Monday 7 September 2015 12:34, UK
The Netherlands were plunged into crisis on Sunday following a 3-0 defeat to Turkey which left their Euro 2016 qualification hopes hanging by a thread and the national press declaring it as the end of an era.
Dutch coach Danny Blind said his side had "shot themselves in the foot" with individual errors in the loss at the Torku Arena in Konya which followed their humbling 1-0 home defeat to Iceland on Thursday.
The Netherlands are floundering in fourth place in Group A and need to overhaul a two-point deficit on third placed Turkey with two games to play in October to have any chance of reaching the Euro 2016 finals via the November play-offs.
It is a significant fall for the Netherlands after finishing third at the World Cup in Brazil last year, when under the management of now-Manchester United manager Louis van Gaal.
The front page of Monday's Algemeen Daglad carried the headline "We don't count anymore", while the Volkskrant said there was a "blatant lack of quality, fitness, speed, teamwork and courage" displayed by Blind's team.
De Telegraaf simply ran with the headline: 'Staggering'.
Inside, they rued that "only a miracle would bring the Oranje to the European Championships."
Netherlands midfielder Wesley Sneijder was not sure what exactly went wrong.
"Maybe it's bad luck, maybe it's a lack of confidence," the Galatasaray player said.
"We let two easy goals in against us that had to do purely with a lack of concentration and focus."
Robin van Persie, dumped as captain by Blind for the Iceland game but restored for the clash with Turkey after Arjen Robben was ruled out by injury, did not hide his feelings.
"The whole qualifying tournament has been very difficult. We no longer have it in our own hands. I feel terrible, really terrible," he said.

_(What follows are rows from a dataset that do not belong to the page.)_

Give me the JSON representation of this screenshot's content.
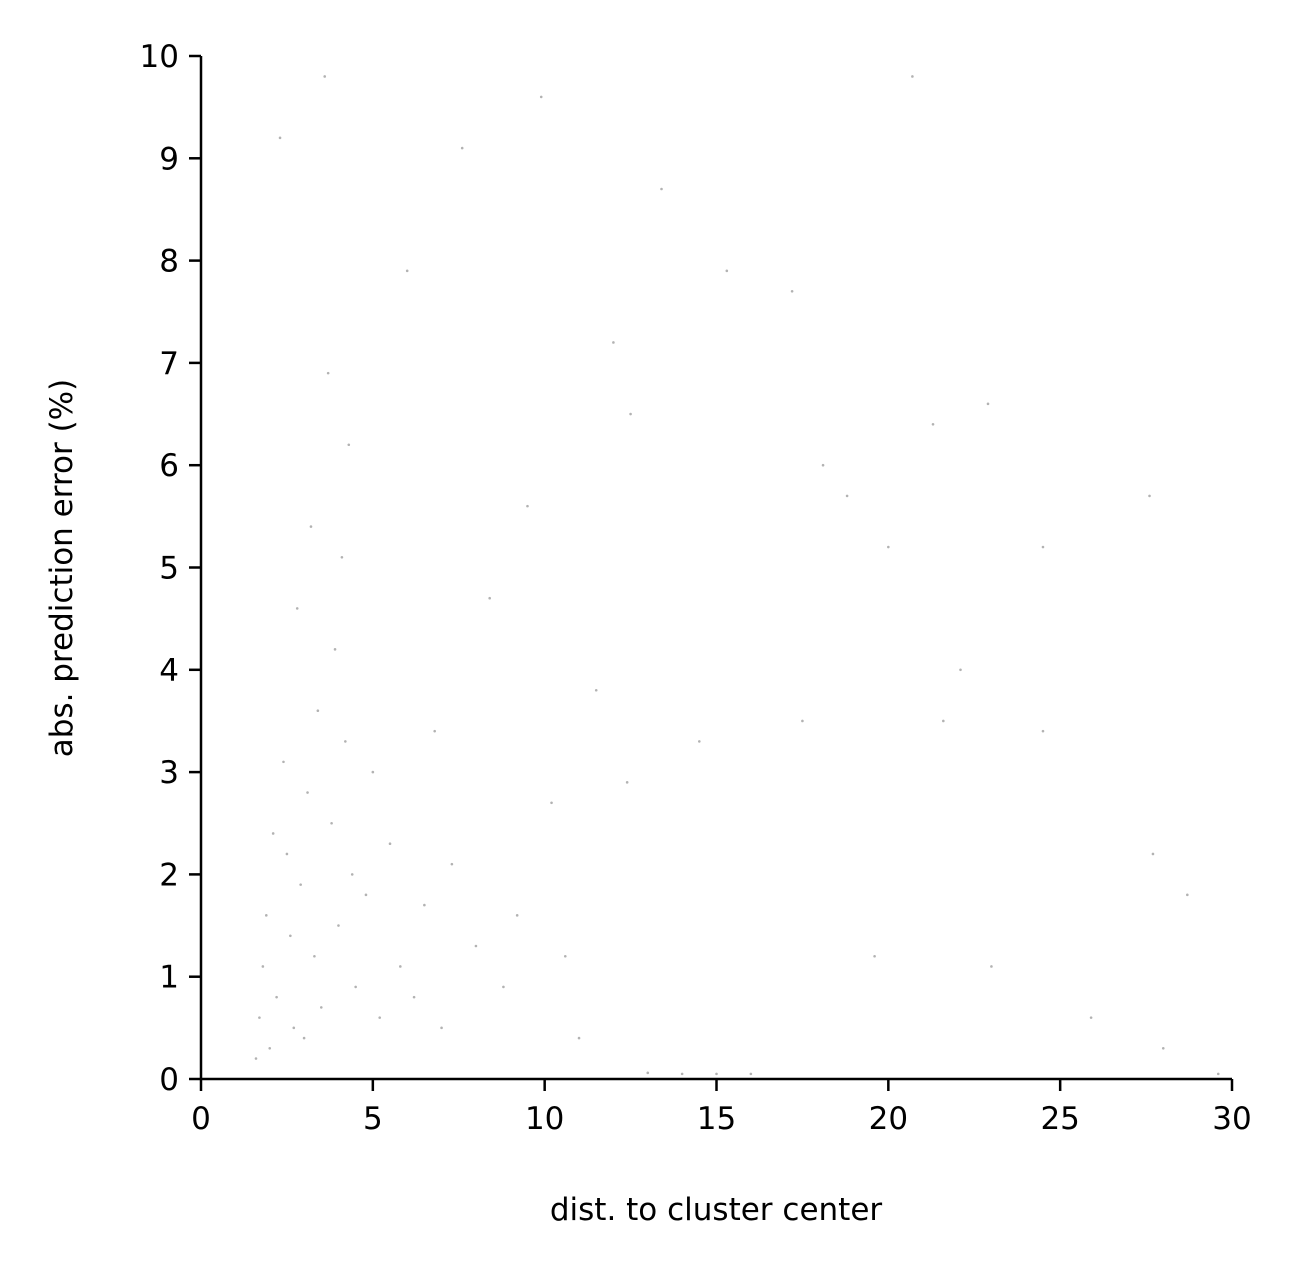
{
  "chart_data": {
    "type": "scatter",
    "title": "",
    "xlabel": "dist. to cluster center",
    "ylabel": "abs. prediction error (%)",
    "xlim": [
      0,
      30
    ],
    "ylim": [
      0,
      10
    ],
    "x_ticks": [
      0,
      5,
      10,
      15,
      20,
      25,
      30
    ],
    "y_ticks": [
      0,
      1,
      2,
      3,
      4,
      5,
      6,
      7,
      8,
      9,
      10
    ],
    "x_tick_labels": [
      "0",
      "5",
      "10",
      "15",
      "20",
      "25",
      "30"
    ],
    "y_tick_labels": [
      "0",
      "1",
      "2",
      "3",
      "4",
      "5",
      "6",
      "7",
      "8",
      "9",
      "10"
    ],
    "grid": false,
    "legend": "none",
    "point_color": "#000000",
    "point_alpha": 0.3,
    "spines": [
      "left",
      "bottom"
    ],
    "series": [
      {
        "points": [
          [
            1.6,
            0.2
          ],
          [
            1.7,
            0.6
          ],
          [
            1.8,
            1.1
          ],
          [
            1.9,
            1.6
          ],
          [
            2.0,
            0.3
          ],
          [
            2.1,
            2.4
          ],
          [
            2.2,
            0.8
          ],
          [
            2.3,
            9.2
          ],
          [
            2.4,
            3.1
          ],
          [
            2.5,
            2.2
          ],
          [
            2.6,
            1.4
          ],
          [
            2.7,
            0.5
          ],
          [
            2.8,
            4.6
          ],
          [
            2.9,
            1.9
          ],
          [
            3.0,
            0.4
          ],
          [
            3.1,
            2.8
          ],
          [
            3.2,
            5.4
          ],
          [
            3.3,
            1.2
          ],
          [
            3.4,
            3.6
          ],
          [
            3.5,
            0.7
          ],
          [
            3.6,
            9.8
          ],
          [
            3.7,
            6.9
          ],
          [
            3.8,
            2.5
          ],
          [
            3.9,
            4.2
          ],
          [
            4.0,
            1.5
          ],
          [
            4.1,
            5.1
          ],
          [
            4.2,
            3.3
          ],
          [
            4.3,
            6.2
          ],
          [
            4.4,
            2.0
          ],
          [
            4.5,
            0.9
          ],
          [
            4.8,
            1.8
          ],
          [
            5.0,
            3.0
          ],
          [
            5.2,
            0.6
          ],
          [
            5.5,
            2.3
          ],
          [
            5.8,
            1.1
          ],
          [
            6.0,
            7.9
          ],
          [
            6.2,
            0.8
          ],
          [
            6.5,
            1.7
          ],
          [
            6.8,
            3.4
          ],
          [
            7.0,
            0.5
          ],
          [
            7.3,
            2.1
          ],
          [
            7.6,
            9.1
          ],
          [
            8.0,
            1.3
          ],
          [
            8.4,
            4.7
          ],
          [
            8.8,
            0.9
          ],
          [
            9.2,
            1.6
          ],
          [
            9.5,
            5.6
          ],
          [
            9.9,
            9.6
          ],
          [
            10.2,
            2.7
          ],
          [
            10.6,
            1.2
          ],
          [
            11.0,
            0.4
          ],
          [
            11.5,
            3.8
          ],
          [
            12.0,
            7.2
          ],
          [
            12.4,
            2.9
          ],
          [
            12.5,
            6.5
          ],
          [
            13.0,
            0.06
          ],
          [
            13.4,
            8.7
          ],
          [
            14.0,
            0.05
          ],
          [
            14.5,
            3.3
          ],
          [
            15.0,
            0.05
          ],
          [
            15.3,
            7.9
          ],
          [
            16.0,
            0.05
          ],
          [
            17.2,
            7.7
          ],
          [
            17.5,
            3.5
          ],
          [
            18.1,
            6.0
          ],
          [
            18.8,
            5.7
          ],
          [
            19.6,
            1.2
          ],
          [
            20.0,
            5.2
          ],
          [
            20.7,
            9.8
          ],
          [
            21.3,
            6.4
          ],
          [
            21.6,
            3.5
          ],
          [
            22.1,
            4.0
          ],
          [
            22.9,
            6.6
          ],
          [
            23.0,
            1.1
          ],
          [
            24.5,
            5.2
          ],
          [
            24.5,
            3.4
          ],
          [
            25.9,
            0.6
          ],
          [
            27.6,
            5.7
          ],
          [
            27.7,
            2.2
          ],
          [
            28.0,
            0.3
          ],
          [
            28.7,
            1.8
          ],
          [
            29.6,
            0.05
          ]
        ]
      }
    ]
  }
}
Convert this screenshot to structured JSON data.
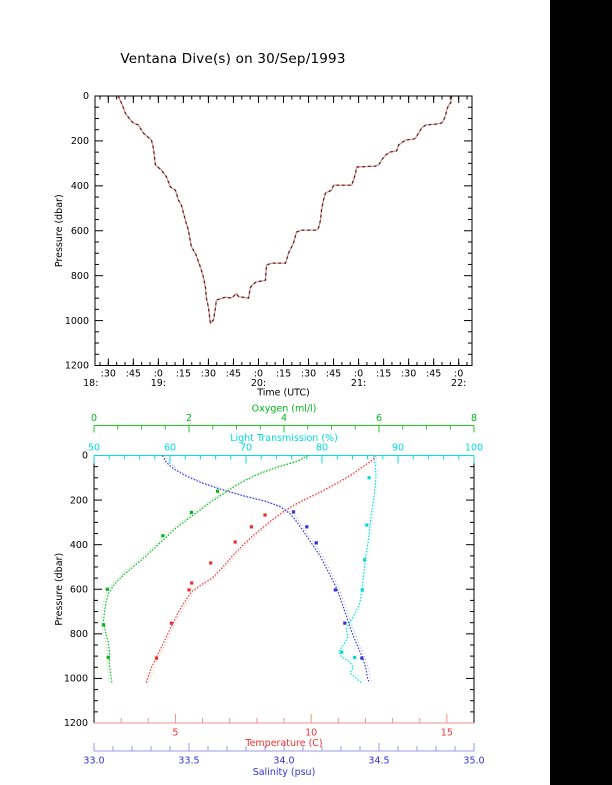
{
  "title": "Ventana Dive(s) on 30/Sep/1993",
  "colors": {
    "bg": "#ffffff",
    "frame": "#000000",
    "strip": "#000000",
    "dive_dark": "#4a1818",
    "dive_light": "#dc9090",
    "temp": "#e83030",
    "temp_light": "#ffb0b0",
    "temp_axis": "#f09090",
    "temp_label": "#f03030",
    "sal": "#3030e0",
    "sal_light": "#a8a8ff",
    "sal_axis": "#9898e8",
    "sal_label": "#3232d8",
    "oxy": "#00b818",
    "oxy_light": "#90e890",
    "oxy_axis": "#22cc22",
    "oxy_label": "#00b818",
    "light": "#00d8d8",
    "light_light": "#a0ffff",
    "light_axis": "#00e0e0",
    "light_label": "#00dcdc"
  },
  "top_chart": {
    "ylabel": "Pressure (dbar)",
    "xlabel": "Time (UTC)",
    "y_ticks": [
      {
        "v": 0,
        "label": "0"
      },
      {
        "v": 200,
        "label": "200"
      },
      {
        "v": 400,
        "label": "400"
      },
      {
        "v": 600,
        "label": "600"
      },
      {
        "v": 800,
        "label": "800"
      },
      {
        "v": 1000,
        "label": "1000"
      },
      {
        "v": 1200,
        "label": "1200"
      }
    ],
    "x_ticks": [
      {
        "t": 18.5,
        "label": ":30"
      },
      {
        "t": 18.75,
        "label": ":45"
      },
      {
        "t": 19.0,
        "label": ":0"
      },
      {
        "t": 19.25,
        "label": ":15"
      },
      {
        "t": 19.5,
        "label": ":30"
      },
      {
        "t": 19.75,
        "label": ":45"
      },
      {
        "t": 20.0,
        "label": ":0"
      },
      {
        "t": 20.25,
        "label": ":15"
      },
      {
        "t": 20.5,
        "label": ":30"
      },
      {
        "t": 20.75,
        "label": ":45"
      },
      {
        "t": 21.0,
        "label": ":0"
      },
      {
        "t": 21.25,
        "label": ":15"
      },
      {
        "t": 21.5,
        "label": ":30"
      },
      {
        "t": 21.75,
        "label": ":45"
      },
      {
        "t": 22.0,
        "label": ":0"
      }
    ],
    "x_hour_labels": [
      {
        "t": 18.325,
        "label": "18:"
      },
      {
        "t": 19.0,
        "label": "19:"
      },
      {
        "t": 20.0,
        "label": "20:"
      },
      {
        "t": 21.0,
        "label": "21:"
      },
      {
        "t": 22.0,
        "label": "22:"
      }
    ]
  },
  "bottom_chart": {
    "ylabel": "Pressure (dbar)",
    "y_ticks": [
      {
        "v": 0,
        "label": "0"
      },
      {
        "v": 200,
        "label": "200"
      },
      {
        "v": 400,
        "label": "400"
      },
      {
        "v": 600,
        "label": "600"
      },
      {
        "v": 800,
        "label": "800"
      },
      {
        "v": 1000,
        "label": "1000"
      },
      {
        "v": 1200,
        "label": "1200"
      }
    ],
    "axes": [
      {
        "id": "oxygen",
        "title": "Oxygen (ml/l)",
        "range": [
          0,
          8
        ],
        "minor": 0.5,
        "ticks": [
          {
            "v": 0,
            "label": "0"
          },
          {
            "v": 2,
            "label": "2"
          },
          {
            "v": 4,
            "label": "4"
          },
          {
            "v": 6,
            "label": "6"
          },
          {
            "v": 8,
            "label": "8"
          }
        ]
      },
      {
        "id": "light",
        "title": "Light Transmission (%)",
        "range": [
          50,
          100
        ],
        "minor": 2,
        "ticks": [
          {
            "v": 50,
            "label": "50"
          },
          {
            "v": 60,
            "label": "60"
          },
          {
            "v": 70,
            "label": "70"
          },
          {
            "v": 80,
            "label": "80"
          },
          {
            "v": 90,
            "label": "90"
          },
          {
            "v": 100,
            "label": "100"
          }
        ]
      },
      {
        "id": "temperature",
        "title": "Temperature (C)",
        "range": [
          2,
          16
        ],
        "minor": 1,
        "ticks": [
          {
            "v": 5,
            "label": "5"
          },
          {
            "v": 10,
            "label": "10"
          },
          {
            "v": 15,
            "label": "15"
          }
        ]
      },
      {
        "id": "salinity",
        "title": "Salinity (psu)",
        "range": [
          33,
          35
        ],
        "minor": 0.1,
        "ticks": [
          {
            "v": 33,
            "label": "33.0"
          },
          {
            "v": 33.5,
            "label": "33.5"
          },
          {
            "v": 34,
            "label": "34.0"
          },
          {
            "v": 34.5,
            "label": "34.5"
          },
          {
            "v": 35,
            "label": "35.0"
          }
        ]
      }
    ]
  },
  "chart_data": [
    {
      "id": "dive_track",
      "type": "line",
      "title": "Ventana Dive(s) on 30/Sep/1993",
      "xlabel": "Time (UTC)",
      "ylabel": "Pressure (dbar)",
      "x_unit": "decimal_hours_UTC",
      "xlim": [
        18.367,
        22.133
      ],
      "ylim": [
        0,
        1200
      ],
      "y_inverted": true,
      "points": [
        [
          18.6,
          0
        ],
        [
          18.64,
          40
        ],
        [
          18.67,
          76
        ],
        [
          18.7,
          95
        ],
        [
          18.75,
          120
        ],
        [
          18.8,
          129
        ],
        [
          18.85,
          165
        ],
        [
          18.93,
          196
        ],
        [
          18.95,
          232
        ],
        [
          18.97,
          307
        ],
        [
          19.03,
          330
        ],
        [
          19.08,
          360
        ],
        [
          19.12,
          405
        ],
        [
          19.17,
          419
        ],
        [
          19.2,
          463
        ],
        [
          19.23,
          486
        ],
        [
          19.27,
          553
        ],
        [
          19.3,
          597
        ],
        [
          19.33,
          672
        ],
        [
          19.37,
          700
        ],
        [
          19.42,
          762
        ],
        [
          19.45,
          806
        ],
        [
          19.47,
          851
        ],
        [
          19.48,
          900
        ],
        [
          19.5,
          940
        ],
        [
          19.52,
          1012
        ],
        [
          19.55,
          998
        ],
        [
          19.57,
          945
        ],
        [
          19.58,
          909
        ],
        [
          19.67,
          896
        ],
        [
          19.73,
          900
        ],
        [
          19.78,
          880
        ],
        [
          19.8,
          893
        ],
        [
          19.9,
          900
        ],
        [
          19.92,
          851
        ],
        [
          19.97,
          829
        ],
        [
          20.07,
          820
        ],
        [
          20.08,
          753
        ],
        [
          20.13,
          744
        ],
        [
          20.27,
          744
        ],
        [
          20.28,
          731
        ],
        [
          20.3,
          700
        ],
        [
          20.35,
          655
        ],
        [
          20.38,
          606
        ],
        [
          20.43,
          597
        ],
        [
          20.58,
          597
        ],
        [
          20.6,
          588
        ],
        [
          20.62,
          553
        ],
        [
          20.63,
          508
        ],
        [
          20.65,
          463
        ],
        [
          20.67,
          432
        ],
        [
          20.73,
          419
        ],
        [
          20.75,
          397
        ],
        [
          20.93,
          397
        ],
        [
          20.95,
          374
        ],
        [
          20.97,
          343
        ],
        [
          20.98,
          316
        ],
        [
          21.17,
          312
        ],
        [
          21.2,
          307
        ],
        [
          21.22,
          294
        ],
        [
          21.23,
          285
        ],
        [
          21.27,
          263
        ],
        [
          21.3,
          254
        ],
        [
          21.32,
          249
        ],
        [
          21.38,
          245
        ],
        [
          21.4,
          218
        ],
        [
          21.43,
          209
        ],
        [
          21.47,
          196
        ],
        [
          21.55,
          192
        ],
        [
          21.57,
          187
        ],
        [
          21.6,
          165
        ],
        [
          21.63,
          143
        ],
        [
          21.67,
          129
        ],
        [
          21.77,
          125
        ],
        [
          21.83,
          120
        ],
        [
          21.85,
          107
        ],
        [
          21.87,
          85
        ],
        [
          21.88,
          62
        ],
        [
          21.9,
          40
        ],
        [
          21.92,
          31
        ],
        [
          21.93,
          0
        ]
      ]
    },
    {
      "id": "ctd_profiles",
      "type": "line",
      "ylabel": "Pressure (dbar)",
      "ylim": [
        0,
        1200
      ],
      "y_inverted": true,
      "series": [
        {
          "name": "Temperature (C)",
          "axis": "temperature",
          "xlim": [
            2,
            16
          ],
          "points": [
            [
              12.4,
              0
            ],
            [
              12.2,
              25
            ],
            [
              11.9,
              50
            ],
            [
              11.5,
              85
            ],
            [
              11.0,
              120
            ],
            [
              10.4,
              160
            ],
            [
              9.8,
              195
            ],
            [
              9.4,
              220
            ],
            [
              9.0,
              250
            ],
            [
              8.6,
              285
            ],
            [
              8.25,
              320
            ],
            [
              7.9,
              355
            ],
            [
              7.5,
              400
            ],
            [
              7.1,
              450
            ],
            [
              6.75,
              500
            ],
            [
              6.35,
              550
            ],
            [
              5.95,
              580
            ],
            [
              5.6,
              610
            ],
            [
              5.35,
              655
            ],
            [
              5.1,
              705
            ],
            [
              4.9,
              755
            ],
            [
              4.7,
              805
            ],
            [
              4.5,
              855
            ],
            [
              4.3,
              905
            ],
            [
              4.1,
              955
            ],
            [
              3.98,
              1000
            ],
            [
              3.92,
              1020
            ]
          ],
          "markers": [
            [
              8.3,
              267
            ],
            [
              7.8,
              320
            ],
            [
              7.2,
              388
            ],
            [
              6.3,
              482
            ],
            [
              5.6,
              572
            ],
            [
              5.5,
              603
            ],
            [
              4.85,
              752
            ],
            [
              4.3,
              909
            ]
          ]
        },
        {
          "name": "Salinity (psu)",
          "axis": "salinity",
          "xlim": [
            33,
            35
          ],
          "points": [
            [
              33.36,
              0
            ],
            [
              33.38,
              30
            ],
            [
              33.42,
              60
            ],
            [
              33.48,
              90
            ],
            [
              33.56,
              120
            ],
            [
              33.66,
              150
            ],
            [
              33.78,
              180
            ],
            [
              33.9,
              205
            ],
            [
              33.98,
              230
            ],
            [
              34.03,
              260
            ],
            [
              34.07,
              300
            ],
            [
              34.11,
              350
            ],
            [
              34.15,
              400
            ],
            [
              34.19,
              450
            ],
            [
              34.22,
              500
            ],
            [
              34.25,
              550
            ],
            [
              34.28,
              600
            ],
            [
              34.3,
              650
            ],
            [
              34.32,
              700
            ],
            [
              34.34,
              750
            ],
            [
              34.36,
              800
            ],
            [
              34.385,
              850
            ],
            [
              34.41,
              900
            ],
            [
              34.43,
              950
            ],
            [
              34.44,
              1000
            ],
            [
              34.45,
              1020
            ]
          ],
          "markers": [
            [
              34.05,
              253
            ],
            [
              34.12,
              320
            ],
            [
              34.17,
              392
            ],
            [
              34.27,
              603
            ],
            [
              34.32,
              752
            ],
            [
              34.41,
              909
            ]
          ]
        },
        {
          "name": "Oxygen (ml/l)",
          "axis": "oxygen",
          "xlim": [
            0,
            8
          ],
          "points": [
            [
              4.5,
              0
            ],
            [
              4.3,
              25
            ],
            [
              3.9,
              50
            ],
            [
              3.5,
              80
            ],
            [
              3.2,
              110
            ],
            [
              2.95,
              140
            ],
            [
              2.7,
              175
            ],
            [
              2.45,
              210
            ],
            [
              2.2,
              250
            ],
            [
              1.95,
              290
            ],
            [
              1.7,
              330
            ],
            [
              1.5,
              370
            ],
            [
              1.3,
              410
            ],
            [
              1.1,
              450
            ],
            [
              0.85,
              495
            ],
            [
              0.6,
              540
            ],
            [
              0.42,
              580
            ],
            [
              0.3,
              620
            ],
            [
              0.25,
              660
            ],
            [
              0.22,
              700
            ],
            [
              0.2,
              745
            ],
            [
              0.24,
              790
            ],
            [
              0.3,
              840
            ],
            [
              0.33,
              890
            ],
            [
              0.32,
              935
            ],
            [
              0.35,
              980
            ],
            [
              0.38,
              1020
            ]
          ],
          "markers": [
            [
              2.6,
              160
            ],
            [
              2.05,
              255
            ],
            [
              1.45,
              360
            ],
            [
              0.28,
              600
            ],
            [
              0.2,
              760
            ],
            [
              0.3,
              905
            ]
          ]
        },
        {
          "name": "Light Transmission (%)",
          "axis": "light",
          "xlim": [
            50,
            100
          ],
          "points": [
            [
              86.8,
              0
            ],
            [
              87.0,
              40
            ],
            [
              87.1,
              90
            ],
            [
              87.0,
              140
            ],
            [
              86.8,
              200
            ],
            [
              86.5,
              260
            ],
            [
              86.3,
              320
            ],
            [
              86.1,
              380
            ],
            [
              85.8,
              440
            ],
            [
              85.6,
              500
            ],
            [
              85.4,
              560
            ],
            [
              85.2,
              610
            ],
            [
              85.0,
              660
            ],
            [
              84.5,
              700
            ],
            [
              83.8,
              740
            ],
            [
              83.2,
              780
            ],
            [
              83.4,
              815
            ],
            [
              82.8,
              850
            ],
            [
              82.2,
              880
            ],
            [
              82.6,
              905
            ],
            [
              83.6,
              925
            ],
            [
              84.1,
              950
            ],
            [
              83.7,
              975
            ],
            [
              84.5,
              1000
            ],
            [
              85.2,
              1020
            ]
          ],
          "markers": [
            [
              86.2,
              100
            ],
            [
              85.9,
              312
            ],
            [
              85.6,
              469
            ],
            [
              85.3,
              603
            ],
            [
              82.6,
              882
            ],
            [
              84.3,
              906
            ]
          ]
        }
      ]
    }
  ]
}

The Dutch were on the back foot from the start of the preliminaries as Guus Hiddink's first competitive game back as coach saw them lose in Prague to the Czech Republic, followed the next month by defeat in Iceland.
Continuing poor performance and mounting criticism saw Hiddink resign after less than a year in charge with Blind promoted up from assistant.
"You let yourself enormously down if you give goals away so easily," said Blind. "We had a few good chances of our own before half-time. In total maybe more than Turkey but we did not rewards ourselves."
The Dutch next face Kazakhstan away on October 10 and finish their group campaign at home to the already-qualified Czech Republic three days later.
They, however, will have more than one eye on Turkey's progress at the same time in their last two Group A games in Prague and at home to Iceland.